Most people don't want to pay for anything. Look at all of the workarounds for news sites. I try to pay or donate for most of what I use but there seem to be a lot of people who want to get everything for free.
I totally won't mind paying for the occasional article I open, if micropayments were a thing! Pay a quarter, read something worthy.
The problem is that micropayments are not interesting for most news outlets: the friction of current solutions is high, the resulting revenue stream, unsteady. Monthly / yearly subscriptions bring a better revenue stream, and cost way less.
If micropayments were indeed zero-friction, and effectively zero-cost, maybe they'd be (reluctantly) integrated.

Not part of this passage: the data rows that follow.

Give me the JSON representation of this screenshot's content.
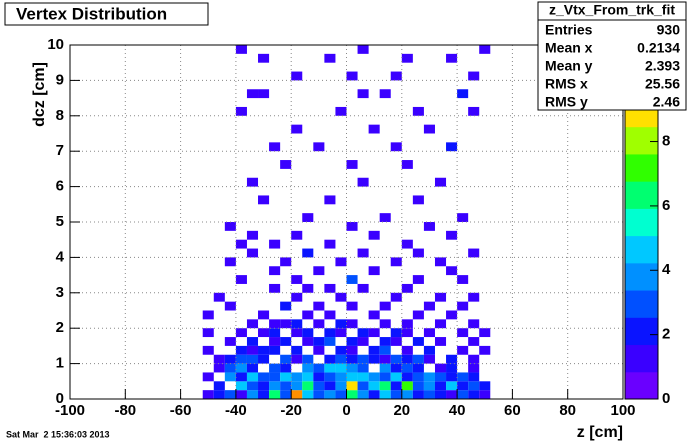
{
  "chart_data": {
    "type": "heatmap",
    "title": "Vertex Distribution",
    "x_label": "z [cm]",
    "y_label": "dcz [cm]",
    "footer": "Sat Mar  2 15:36:03 2013",
    "xlim": [
      -100,
      100
    ],
    "ylim": [
      0,
      10
    ],
    "zlim": [
      0,
      11
    ],
    "xticks": [
      -100,
      -80,
      -60,
      -40,
      -20,
      0,
      20,
      40,
      60,
      80,
      100
    ],
    "yticks": [
      0,
      1,
      2,
      3,
      4,
      5,
      6,
      7,
      8,
      9,
      10
    ],
    "zticks": [
      0,
      2,
      4,
      6,
      8
    ],
    "grid": true,
    "palette": [
      "#6a00ff",
      "#3a00ff",
      "#0a14ff",
      "#0050ff",
      "#0090ff",
      "#00c8ff",
      "#00ffd0",
      "#00ff70",
      "#30ff00",
      "#a0ff00",
      "#ffe000",
      "#ff9000",
      "#ff2000"
    ],
    "xbins": [
      -100,
      -96,
      -92,
      -88,
      -84,
      -80,
      -76,
      -72,
      -68,
      -64,
      -60,
      -56,
      -52,
      -48,
      -44,
      -40,
      -36,
      -32,
      -28,
      -24,
      -20,
      -16,
      -12,
      -8,
      -4,
      0,
      4,
      8,
      12,
      16,
      20,
      24,
      28,
      32,
      36,
      40,
      44,
      48,
      52,
      56,
      60,
      64,
      68,
      72,
      76,
      80,
      84,
      88,
      92,
      96,
      100
    ],
    "ybins": [
      0,
      0.25,
      0.5,
      0.75,
      1,
      1.25,
      1.5,
      1.75,
      2,
      2.25,
      2.5,
      2.75,
      3,
      3.25,
      3.5,
      3.75,
      4,
      4.25,
      4.5,
      4.75,
      5,
      5.25,
      5.5,
      5.75,
      6,
      6.25,
      6.5,
      6.75,
      7,
      7.25,
      7.5,
      7.75,
      8,
      8.25,
      8.5,
      8.75,
      9,
      9.25,
      9.5,
      9.75,
      10
    ],
    "stats": {
      "title": "z_Vtx_From_trk_fit",
      "rows": [
        {
          "label": "Entries",
          "value": 930
        },
        {
          "label": "Mean x",
          "value": 0.2134
        },
        {
          "label": "Mean y",
          "value": 2.393
        },
        {
          "label": "RMS x",
          "value": 25.56
        },
        {
          "label": "RMS y",
          "value": 2.46
        }
      ]
    },
    "cells": [
      {
        "x": -52,
        "y": 0,
        "z": 1
      },
      {
        "x": -48,
        "y": 0,
        "z": 2
      },
      {
        "x": -44,
        "y": 0,
        "z": 3
      },
      {
        "x": -40,
        "y": 0,
        "z": 1
      },
      {
        "x": -36,
        "y": 0,
        "z": 4
      },
      {
        "x": -32,
        "y": 0,
        "z": 2
      },
      {
        "x": -28,
        "y": 0,
        "z": 6
      },
      {
        "x": -24,
        "y": 0,
        "z": 3
      },
      {
        "x": -20,
        "y": 0,
        "z": 10
      },
      {
        "x": -16,
        "y": 0,
        "z": 5
      },
      {
        "x": -12,
        "y": 0,
        "z": 3
      },
      {
        "x": -8,
        "y": 0,
        "z": 4
      },
      {
        "x": -4,
        "y": 0,
        "z": 3
      },
      {
        "x": 0,
        "y": 0,
        "z": 6
      },
      {
        "x": 4,
        "y": 0,
        "z": 4
      },
      {
        "x": 8,
        "y": 0,
        "z": 2
      },
      {
        "x": 12,
        "y": 0,
        "z": 5
      },
      {
        "x": 16,
        "y": 0,
        "z": 3
      },
      {
        "x": 20,
        "y": 0,
        "z": 4
      },
      {
        "x": 24,
        "y": 0,
        "z": 2
      },
      {
        "x": 28,
        "y": 0,
        "z": 3
      },
      {
        "x": 32,
        "y": 0,
        "z": 2
      },
      {
        "x": 36,
        "y": 0,
        "z": 1
      },
      {
        "x": 40,
        "y": 0,
        "z": 3
      },
      {
        "x": 44,
        "y": 0,
        "z": 2
      },
      {
        "x": 48,
        "y": 0,
        "z": 1
      },
      {
        "x": -48,
        "y": 0.25,
        "z": 2
      },
      {
        "x": -40,
        "y": 0.25,
        "z": 5
      },
      {
        "x": -36,
        "y": 0.25,
        "z": 3
      },
      {
        "x": -32,
        "y": 0.25,
        "z": 2
      },
      {
        "x": -28,
        "y": 0.25,
        "z": 4
      },
      {
        "x": -24,
        "y": 0.25,
        "z": 3
      },
      {
        "x": -20,
        "y": 0.25,
        "z": 4
      },
      {
        "x": -16,
        "y": 0.25,
        "z": 6
      },
      {
        "x": -12,
        "y": 0.25,
        "z": 3
      },
      {
        "x": -8,
        "y": 0.25,
        "z": 2
      },
      {
        "x": -4,
        "y": 0.25,
        "z": 4
      },
      {
        "x": 0,
        "y": 0.25,
        "z": 9
      },
      {
        "x": 4,
        "y": 0.25,
        "z": 3
      },
      {
        "x": 8,
        "y": 0.25,
        "z": 5
      },
      {
        "x": 12,
        "y": 0.25,
        "z": 6
      },
      {
        "x": 16,
        "y": 0.25,
        "z": 2
      },
      {
        "x": 20,
        "y": 0.25,
        "z": 7
      },
      {
        "x": 24,
        "y": 0.25,
        "z": 3
      },
      {
        "x": 28,
        "y": 0.25,
        "z": 4
      },
      {
        "x": 32,
        "y": 0.25,
        "z": 2
      },
      {
        "x": 36,
        "y": 0.25,
        "z": 5
      },
      {
        "x": 40,
        "y": 0.25,
        "z": 2
      },
      {
        "x": 44,
        "y": 0.25,
        "z": 3
      },
      {
        "x": 48,
        "y": 0.25,
        "z": 2
      },
      {
        "x": -52,
        "y": 0.5,
        "z": 1
      },
      {
        "x": -44,
        "y": 0.5,
        "z": 4
      },
      {
        "x": -40,
        "y": 0.5,
        "z": 2
      },
      {
        "x": -36,
        "y": 0.5,
        "z": 5
      },
      {
        "x": -32,
        "y": 0.5,
        "z": 3
      },
      {
        "x": -28,
        "y": 0.5,
        "z": 3
      },
      {
        "x": -24,
        "y": 0.5,
        "z": 5
      },
      {
        "x": -20,
        "y": 0.5,
        "z": 4
      },
      {
        "x": -16,
        "y": 0.5,
        "z": 5
      },
      {
        "x": -12,
        "y": 0.5,
        "z": 2
      },
      {
        "x": -8,
        "y": 0.5,
        "z": 3
      },
      {
        "x": -4,
        "y": 0.5,
        "z": 4
      },
      {
        "x": 0,
        "y": 0.5,
        "z": 5
      },
      {
        "x": 4,
        "y": 0.5,
        "z": 5
      },
      {
        "x": 8,
        "y": 0.5,
        "z": 4
      },
      {
        "x": 12,
        "y": 0.5,
        "z": 3
      },
      {
        "x": 16,
        "y": 0.5,
        "z": 5
      },
      {
        "x": 20,
        "y": 0.5,
        "z": 2
      },
      {
        "x": 24,
        "y": 0.5,
        "z": 3
      },
      {
        "x": 28,
        "y": 0.5,
        "z": 4
      },
      {
        "x": 32,
        "y": 0.5,
        "z": 3
      },
      {
        "x": 36,
        "y": 0.5,
        "z": 2
      },
      {
        "x": 40,
        "y": 0.5,
        "z": 3
      },
      {
        "x": 44,
        "y": 0.5,
        "z": 2
      },
      {
        "x": -48,
        "y": 0.75,
        "z": 1
      },
      {
        "x": -44,
        "y": 0.75,
        "z": 3
      },
      {
        "x": -40,
        "y": 0.75,
        "z": 4
      },
      {
        "x": -36,
        "y": 0.75,
        "z": 2
      },
      {
        "x": -28,
        "y": 0.75,
        "z": 3
      },
      {
        "x": -24,
        "y": 0.75,
        "z": 2
      },
      {
        "x": -16,
        "y": 0.75,
        "z": 4
      },
      {
        "x": -12,
        "y": 0.75,
        "z": 3
      },
      {
        "x": -8,
        "y": 0.75,
        "z": 5
      },
      {
        "x": -4,
        "y": 0.75,
        "z": 5
      },
      {
        "x": 0,
        "y": 0.75,
        "z": 4
      },
      {
        "x": 4,
        "y": 0.75,
        "z": 3
      },
      {
        "x": 12,
        "y": 0.75,
        "z": 4
      },
      {
        "x": 16,
        "y": 0.75,
        "z": 2
      },
      {
        "x": 20,
        "y": 0.75,
        "z": 3
      },
      {
        "x": 24,
        "y": 0.75,
        "z": 2
      },
      {
        "x": 32,
        "y": 0.75,
        "z": 1
      },
      {
        "x": 36,
        "y": 0.75,
        "z": 2
      },
      {
        "x": 44,
        "y": 0.75,
        "z": 1
      },
      {
        "x": -48,
        "y": 1,
        "z": 1
      },
      {
        "x": -44,
        "y": 1,
        "z": 2
      },
      {
        "x": -40,
        "y": 1,
        "z": 3
      },
      {
        "x": -36,
        "y": 1,
        "z": 3
      },
      {
        "x": -32,
        "y": 1,
        "z": 2
      },
      {
        "x": -24,
        "y": 1,
        "z": 3
      },
      {
        "x": -20,
        "y": 1,
        "z": 1
      },
      {
        "x": -16,
        "y": 1,
        "z": 3
      },
      {
        "x": -8,
        "y": 1,
        "z": 2
      },
      {
        "x": -4,
        "y": 1,
        "z": 3
      },
      {
        "x": 0,
        "y": 1,
        "z": 2
      },
      {
        "x": 4,
        "y": 1,
        "z": 3
      },
      {
        "x": 8,
        "y": 1,
        "z": 2
      },
      {
        "x": 12,
        "y": 1,
        "z": 1
      },
      {
        "x": 16,
        "y": 1,
        "z": 3
      },
      {
        "x": 20,
        "y": 1,
        "z": 2
      },
      {
        "x": 24,
        "y": 1,
        "z": 3
      },
      {
        "x": 28,
        "y": 1,
        "z": 1
      },
      {
        "x": 36,
        "y": 1,
        "z": 2
      },
      {
        "x": 44,
        "y": 1,
        "z": 1
      },
      {
        "x": -52,
        "y": 1.25,
        "z": 1
      },
      {
        "x": -40,
        "y": 1.25,
        "z": 2
      },
      {
        "x": -36,
        "y": 1.25,
        "z": 1
      },
      {
        "x": -32,
        "y": 1.25,
        "z": 2
      },
      {
        "x": -28,
        "y": 1.25,
        "z": 2
      },
      {
        "x": -20,
        "y": 1.25,
        "z": 2
      },
      {
        "x": -12,
        "y": 1.25,
        "z": 1
      },
      {
        "x": -4,
        "y": 1.25,
        "z": 2
      },
      {
        "x": 0,
        "y": 1.25,
        "z": 1
      },
      {
        "x": 8,
        "y": 1.25,
        "z": 2
      },
      {
        "x": 12,
        "y": 1.25,
        "z": 3
      },
      {
        "x": 20,
        "y": 1.25,
        "z": 1
      },
      {
        "x": 28,
        "y": 1.25,
        "z": 2
      },
      {
        "x": 40,
        "y": 1.25,
        "z": 1
      },
      {
        "x": 48,
        "y": 1.25,
        "z": 1
      },
      {
        "x": -44,
        "y": 1.5,
        "z": 1
      },
      {
        "x": -36,
        "y": 1.5,
        "z": 2
      },
      {
        "x": -28,
        "y": 1.5,
        "z": 1
      },
      {
        "x": -24,
        "y": 1.5,
        "z": 2
      },
      {
        "x": -16,
        "y": 1.5,
        "z": 1
      },
      {
        "x": -12,
        "y": 1.5,
        "z": 2
      },
      {
        "x": -8,
        "y": 1.5,
        "z": 3
      },
      {
        "x": 0,
        "y": 1.5,
        "z": 2
      },
      {
        "x": 4,
        "y": 1.5,
        "z": 1
      },
      {
        "x": 12,
        "y": 1.5,
        "z": 2
      },
      {
        "x": 16,
        "y": 1.5,
        "z": 1
      },
      {
        "x": 24,
        "y": 1.5,
        "z": 2
      },
      {
        "x": 32,
        "y": 1.5,
        "z": 1
      },
      {
        "x": 44,
        "y": 1.5,
        "z": 1
      },
      {
        "x": -52,
        "y": 1.75,
        "z": 1
      },
      {
        "x": -40,
        "y": 1.75,
        "z": 1
      },
      {
        "x": -32,
        "y": 1.75,
        "z": 1
      },
      {
        "x": -28,
        "y": 1.75,
        "z": 2
      },
      {
        "x": -20,
        "y": 1.75,
        "z": 1
      },
      {
        "x": -16,
        "y": 1.75,
        "z": 2
      },
      {
        "x": -8,
        "y": 1.75,
        "z": 2
      },
      {
        "x": -4,
        "y": 1.75,
        "z": 1
      },
      {
        "x": 4,
        "y": 1.75,
        "z": 2
      },
      {
        "x": 8,
        "y": 1.75,
        "z": 1
      },
      {
        "x": 16,
        "y": 1.75,
        "z": 2
      },
      {
        "x": 20,
        "y": 1.75,
        "z": 1
      },
      {
        "x": 28,
        "y": 1.75,
        "z": 1
      },
      {
        "x": 40,
        "y": 1.75,
        "z": 1
      },
      {
        "x": 48,
        "y": 1.75,
        "z": 1
      },
      {
        "x": -36,
        "y": 2,
        "z": 1
      },
      {
        "x": -28,
        "y": 2,
        "z": 1
      },
      {
        "x": -24,
        "y": 2,
        "z": 1
      },
      {
        "x": -20,
        "y": 2,
        "z": 2
      },
      {
        "x": -12,
        "y": 2,
        "z": 1
      },
      {
        "x": -4,
        "y": 2,
        "z": 2
      },
      {
        "x": 0,
        "y": 2,
        "z": 1
      },
      {
        "x": 12,
        "y": 2,
        "z": 1
      },
      {
        "x": 20,
        "y": 2,
        "z": 1
      },
      {
        "x": 32,
        "y": 2,
        "z": 1
      },
      {
        "x": 44,
        "y": 2,
        "z": 1
      },
      {
        "x": -52,
        "y": 2.25,
        "z": 1
      },
      {
        "x": -32,
        "y": 2.25,
        "z": 1
      },
      {
        "x": -16,
        "y": 2.25,
        "z": 1
      },
      {
        "x": -8,
        "y": 2.25,
        "z": 1
      },
      {
        "x": 8,
        "y": 2.25,
        "z": 1
      },
      {
        "x": 24,
        "y": 2.25,
        "z": 1
      },
      {
        "x": 36,
        "y": 2.25,
        "z": 1
      },
      {
        "x": -44,
        "y": 2.5,
        "z": 1
      },
      {
        "x": -24,
        "y": 2.5,
        "z": 2
      },
      {
        "x": -12,
        "y": 2.5,
        "z": 1
      },
      {
        "x": 0,
        "y": 2.5,
        "z": 1
      },
      {
        "x": 12,
        "y": 2.5,
        "z": 1
      },
      {
        "x": 28,
        "y": 2.5,
        "z": 1
      },
      {
        "x": 40,
        "y": 2.5,
        "z": 1
      },
      {
        "x": -48,
        "y": 2.75,
        "z": 1
      },
      {
        "x": -20,
        "y": 2.75,
        "z": 1
      },
      {
        "x": -4,
        "y": 2.75,
        "z": 1
      },
      {
        "x": 16,
        "y": 2.75,
        "z": 1
      },
      {
        "x": 32,
        "y": 2.75,
        "z": 1
      },
      {
        "x": 44,
        "y": 2.75,
        "z": 1
      },
      {
        "x": -28,
        "y": 3,
        "z": 1
      },
      {
        "x": -16,
        "y": 3,
        "z": 1
      },
      {
        "x": -8,
        "y": 3,
        "z": 1
      },
      {
        "x": 4,
        "y": 3,
        "z": 1
      },
      {
        "x": 20,
        "y": 3,
        "z": 1
      },
      {
        "x": -40,
        "y": 3.25,
        "z": 1
      },
      {
        "x": -20,
        "y": 3.25,
        "z": 1
      },
      {
        "x": 0,
        "y": 3.25,
        "z": 3
      },
      {
        "x": 24,
        "y": 3.25,
        "z": 1
      },
      {
        "x": 40,
        "y": 3.25,
        "z": 1
      },
      {
        "x": -28,
        "y": 3.5,
        "z": 1
      },
      {
        "x": -12,
        "y": 3.5,
        "z": 1
      },
      {
        "x": 8,
        "y": 3.5,
        "z": 1
      },
      {
        "x": 36,
        "y": 3.5,
        "z": 1
      },
      {
        "x": -44,
        "y": 3.75,
        "z": 1
      },
      {
        "x": -24,
        "y": 3.75,
        "z": 1
      },
      {
        "x": -4,
        "y": 3.75,
        "z": 1
      },
      {
        "x": 16,
        "y": 3.75,
        "z": 1
      },
      {
        "x": 32,
        "y": 3.75,
        "z": 1
      },
      {
        "x": -36,
        "y": 4,
        "z": 1
      },
      {
        "x": -16,
        "y": 4,
        "z": 2
      },
      {
        "x": 4,
        "y": 4,
        "z": 1
      },
      {
        "x": 24,
        "y": 4,
        "z": 1
      },
      {
        "x": 44,
        "y": 4,
        "z": 1
      },
      {
        "x": -40,
        "y": 4.25,
        "z": 1
      },
      {
        "x": -28,
        "y": 4.25,
        "z": 1
      },
      {
        "x": -8,
        "y": 4.25,
        "z": 1
      },
      {
        "x": 20,
        "y": 4.25,
        "z": 1
      },
      {
        "x": -36,
        "y": 4.5,
        "z": 1
      },
      {
        "x": -20,
        "y": 4.5,
        "z": 1
      },
      {
        "x": 8,
        "y": 4.5,
        "z": 1
      },
      {
        "x": 36,
        "y": 4.5,
        "z": 1
      },
      {
        "x": -44,
        "y": 4.75,
        "z": 1
      },
      {
        "x": 0,
        "y": 4.75,
        "z": 1
      },
      {
        "x": 28,
        "y": 4.75,
        "z": 1
      },
      {
        "x": -16,
        "y": 5,
        "z": 1
      },
      {
        "x": 12,
        "y": 5,
        "z": 1
      },
      {
        "x": 40,
        "y": 5,
        "z": 1
      },
      {
        "x": -32,
        "y": 5.5,
        "z": 1
      },
      {
        "x": -8,
        "y": 5.5,
        "z": 1
      },
      {
        "x": 24,
        "y": 5.5,
        "z": 1
      },
      {
        "x": -36,
        "y": 6,
        "z": 1
      },
      {
        "x": 4,
        "y": 6,
        "z": 1
      },
      {
        "x": 32,
        "y": 6,
        "z": 1
      },
      {
        "x": -24,
        "y": 6.5,
        "z": 1
      },
      {
        "x": 0,
        "y": 6.5,
        "z": 1
      },
      {
        "x": 20,
        "y": 6.5,
        "z": 1
      },
      {
        "x": -28,
        "y": 7,
        "z": 1
      },
      {
        "x": -12,
        "y": 7,
        "z": 1
      },
      {
        "x": 16,
        "y": 7,
        "z": 1
      },
      {
        "x": 36,
        "y": 7,
        "z": 2
      },
      {
        "x": -20,
        "y": 7.5,
        "z": 1
      },
      {
        "x": 8,
        "y": 7.5,
        "z": 1
      },
      {
        "x": 28,
        "y": 7.5,
        "z": 1
      },
      {
        "x": -40,
        "y": 8,
        "z": 1
      },
      {
        "x": -4,
        "y": 8,
        "z": 1
      },
      {
        "x": 24,
        "y": 8,
        "z": 1
      },
      {
        "x": 44,
        "y": 8,
        "z": 1
      },
      {
        "x": -36,
        "y": 8.5,
        "z": 1
      },
      {
        "x": -32,
        "y": 8.5,
        "z": 1
      },
      {
        "x": 4,
        "y": 8.5,
        "z": 1
      },
      {
        "x": 12,
        "y": 8.5,
        "z": 1
      },
      {
        "x": 40,
        "y": 8.5,
        "z": 2
      },
      {
        "x": -20,
        "y": 9,
        "z": 1
      },
      {
        "x": 0,
        "y": 9,
        "z": 1
      },
      {
        "x": 16,
        "y": 9,
        "z": 1
      },
      {
        "x": 44,
        "y": 9,
        "z": 1
      },
      {
        "x": -32,
        "y": 9.5,
        "z": 1
      },
      {
        "x": -8,
        "y": 9.5,
        "z": 1
      },
      {
        "x": 20,
        "y": 9.5,
        "z": 1
      },
      {
        "x": 36,
        "y": 9.5,
        "z": 1
      },
      {
        "x": -40,
        "y": 9.75,
        "z": 1
      },
      {
        "x": 4,
        "y": 9.75,
        "z": 1
      },
      {
        "x": 48,
        "y": 9.75,
        "z": 1
      }
    ]
  }
}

My experience w/ most news outlets is that they have a random article I'm linked to. That's not worth a subscription in my mind. A news service you have an ongoing relationship with is.
I'm deeply disturbed of this normalization of software as a subscription service. I want the return of good old days when people could pay once for their software and use it in perpetuity.
This is not a subscription to use the browser. You can always build it from source and use for free, as designed.
This is a commitment to support the development, because the development should be oingoing. Not Netflix-style, but Patreon-style.
(Also see how JetBrains handles "subscriptions" to their closed-source software. Once you've paid, the version is forever yours. Updates are bought with some additional sums if desired.)
I hate the "subscriptionification" of everything as much as anybody, but there is a cost to ongoing updates to software. Especially on something like a browser, where both standards and exceptional behavior contrary to the standards change rapidly.
Maybe we could go back to where people paid once and could pay separately for support?
subscription is a significantly fairer revenue model for software which undergoes regular upgrades and has support, which is most software nowadays.
It makes sure that people who continue to use continue to pay. Upfront charges are often either too low with long term users free-riding or too high, in case the project is abandoned. Subscription makes it much more likely to price products correctly.
Leaving nonpaying users on old versions on browsers with security issues and who will no longer support the latest web standards will be bad for the web.
If users want to stay on an old version, why shouldn't they be allowed to? Sure, there may be additional security considerations or missing functionality, but there's nothing wrong with a user making that choice.
This model gets implemented, and then the comments section is littered with "I prefer when I didn't need to pay for software upgrades and backward compatibility!"
Yeah, people can get irrational about such things (like ignoring that they're only paying when they choose to rather than paying every month automatically).
But the solution to this is to offer both forms, as several companies do.
Of all the types of software where you should be ok paying a subscription, browsers are the ones where should be most ok with it. Browsers, more than anything else, need constant updates because they're by far the biggest and juiciest attack surface for hackers, and also web devs will just stop supporting you if you're not on top of the treadmill of browser standard updates.
It's not feasible at all to call a browser "done" and leave it alone, so if you want one that's independent from adtech, a subscription is kind of your only option.
I remember the forced obsolescence. There were a few good software packages but many would frequently force you to upgrade from version 12.31 to 13.0 which isn't backward compatible i.e., "This software doesn't run on Windows XP"
At least with Microsoft, they are fanatics about backwards compatibility. It is pretty
rare for something designed for an OS prior to Windows XP
to not run on current Windows OS versions.